Violins vary greatly in price, depending on the quality and age of the wood and the skill of the makers. While a very inexpensive instrument may be a tempting buy, trying to learn on a poor quality instrument can be very frustrating for students. In addition to good workmanship, the quality of the sound, of course, is an important factor. It is also very important to have well-fitting tuning pegs that are easy to turn and then hold the string in tune.
$250 – 400
$500 – 1,200
If you are buying your instrument from a specialty music store, inquire about a trade-in policy. When your student is ready for a larger or higher quality instrument, they will often give you a good portion of the original instrument price back when you trade it in.

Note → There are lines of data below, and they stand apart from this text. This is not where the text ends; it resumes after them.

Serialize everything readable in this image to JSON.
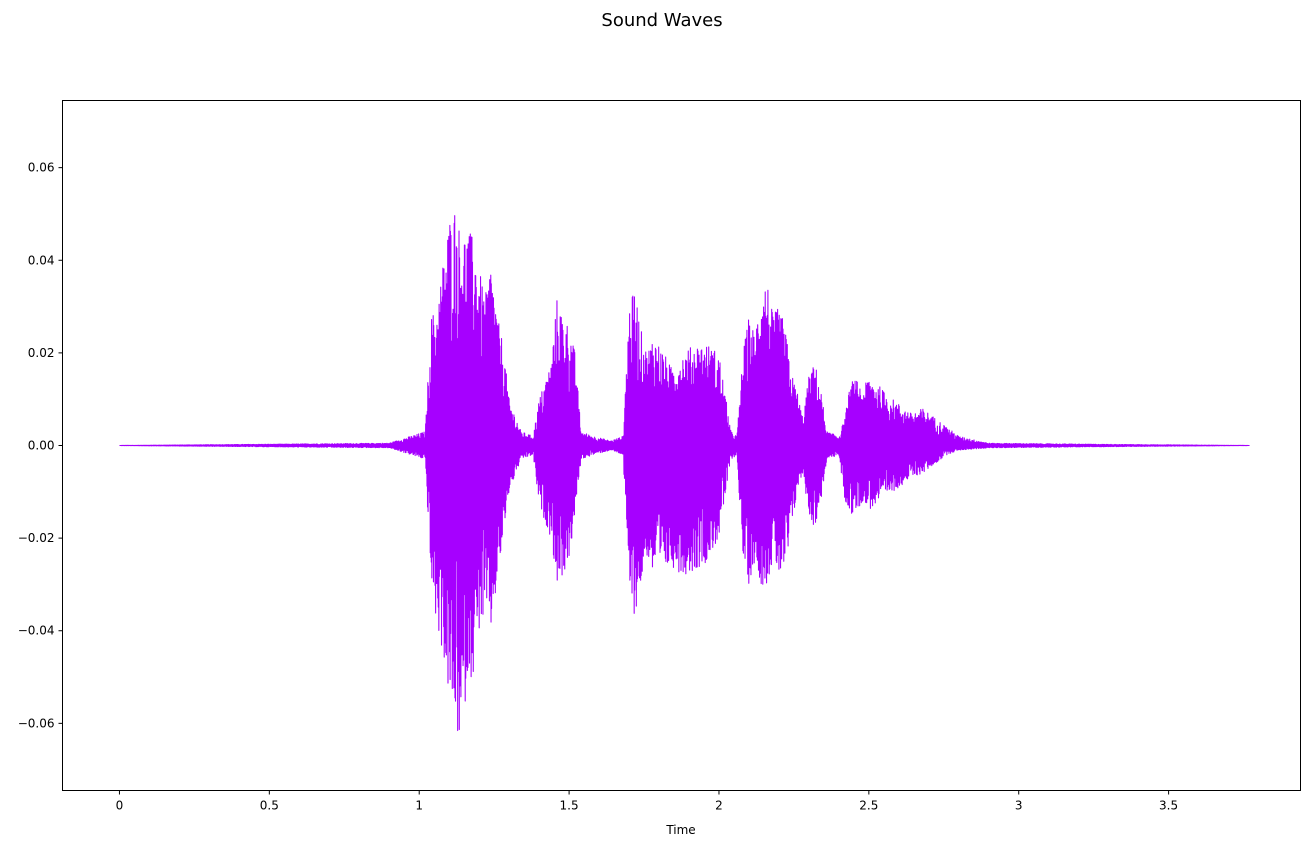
{
  "chart_data": {
    "type": "line",
    "title": "Sound Waves",
    "xlabel": "Time",
    "ylabel": "",
    "xlim": [
      -0.19,
      3.94
    ],
    "ylim": [
      -0.0745,
      0.0745
    ],
    "x_ticks": [
      0,
      0.5,
      1,
      1.5,
      2,
      2.5,
      3,
      3.5
    ],
    "x_tick_labels": [
      "0",
      "0.5",
      "1",
      "1.5",
      "2",
      "2.5",
      "3",
      "3.5"
    ],
    "y_ticks": [
      0.06,
      0.04,
      0.02,
      0.0,
      -0.02,
      -0.04,
      -0.06
    ],
    "y_tick_labels": [
      "0.06",
      "0.04",
      "0.02",
      "0.00",
      "−0.02",
      "−0.04",
      "−0.06"
    ],
    "grid": false,
    "line_color": "#a600ff",
    "duration": 3.77,
    "series": [
      {
        "envelope": {
          "x": [
            0,
            0.9,
            1.02,
            1.04,
            1.06,
            1.08,
            1.1,
            1.12,
            1.14,
            1.16,
            1.18,
            1.2,
            1.22,
            1.24,
            1.26,
            1.28,
            1.3,
            1.34,
            1.38,
            1.4,
            1.44,
            1.46,
            1.48,
            1.5,
            1.52,
            1.54,
            1.58,
            1.64,
            1.68,
            1.7,
            1.72,
            1.74,
            1.76,
            1.78,
            1.8,
            1.84,
            1.88,
            1.92,
            1.96,
            2.0,
            2.04,
            2.06,
            2.08,
            2.1,
            2.12,
            2.14,
            2.16,
            2.18,
            2.2,
            2.22,
            2.24,
            2.26,
            2.28,
            2.3,
            2.32,
            2.34,
            2.36,
            2.4,
            2.42,
            2.44,
            2.46,
            2.48,
            2.5,
            2.52,
            2.56,
            2.6,
            2.64,
            2.68,
            2.72,
            2.76,
            2.8,
            2.9,
            3.2,
            3.77
          ],
          "max": [
            0,
            0.0005,
            0.003,
            0.028,
            0.03,
            0.04,
            0.049,
            0.052,
            0.045,
            0.047,
            0.045,
            0.038,
            0.032,
            0.04,
            0.028,
            0.022,
            0.01,
            0.003,
            0.002,
            0.01,
            0.018,
            0.032,
            0.028,
            0.026,
            0.02,
            0.003,
            0.002,
            0.001,
            0.002,
            0.03,
            0.034,
            0.025,
            0.02,
            0.024,
            0.022,
            0.017,
            0.02,
            0.022,
            0.022,
            0.02,
            0.003,
            0.002,
            0.02,
            0.028,
            0.024,
            0.035,
            0.036,
            0.028,
            0.03,
            0.026,
            0.016,
            0.012,
            0.006,
            0.015,
            0.018,
            0.012,
            0.003,
            0.002,
            0.006,
            0.014,
            0.014,
            0.012,
            0.015,
            0.014,
            0.011,
            0.009,
            0.007,
            0.008,
            0.006,
            0.004,
            0.002,
            0.0005,
            0.0003,
            0
          ],
          "min": [
            0,
            -0.0005,
            -0.003,
            -0.03,
            -0.04,
            -0.045,
            -0.055,
            -0.06,
            -0.067,
            -0.05,
            -0.05,
            -0.04,
            -0.037,
            -0.04,
            -0.03,
            -0.02,
            -0.01,
            -0.003,
            -0.002,
            -0.013,
            -0.02,
            -0.03,
            -0.028,
            -0.025,
            -0.015,
            -0.003,
            -0.002,
            -0.001,
            -0.002,
            -0.032,
            -0.037,
            -0.03,
            -0.024,
            -0.028,
            -0.028,
            -0.026,
            -0.028,
            -0.027,
            -0.025,
            -0.02,
            -0.003,
            -0.002,
            -0.025,
            -0.03,
            -0.025,
            -0.03,
            -0.03,
            -0.025,
            -0.028,
            -0.028,
            -0.02,
            -0.01,
            -0.006,
            -0.015,
            -0.018,
            -0.012,
            -0.003,
            -0.002,
            -0.012,
            -0.015,
            -0.014,
            -0.012,
            -0.014,
            -0.013,
            -0.011,
            -0.009,
            -0.007,
            -0.006,
            -0.004,
            -0.002,
            -0.001,
            -0.0005,
            -0.0003,
            0
          ]
        }
      }
    ]
  }
}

In addition to the violin itself, a violinist will need a good bow and case, as well as a shoulder rest. A tuner and metronome are also recommended, along with a music stand. Also, a violinist needs a cake or block of rosin to rub on the hair of their bow to enable it to grip the strings and make sound.
Bows can range in cost from approximately $25-100 for a beginner bow, to $400-600 for an intermediate and $750-2500+ for an advanced player. In addition to traditional wooden ones, bows made from synthetic materials, ranging from fiberglass to carbon-fiber, are now available. These durable synthetic bows are a good alternative for younger players. Choice of bows becomes more important as the student advances and develops techniques that produce different sounds. Bows vary in weight and flexibility, allowing for differences in dynamics and tone. By the intermediate level, most players notice differences in bows and start to develop personal preferences.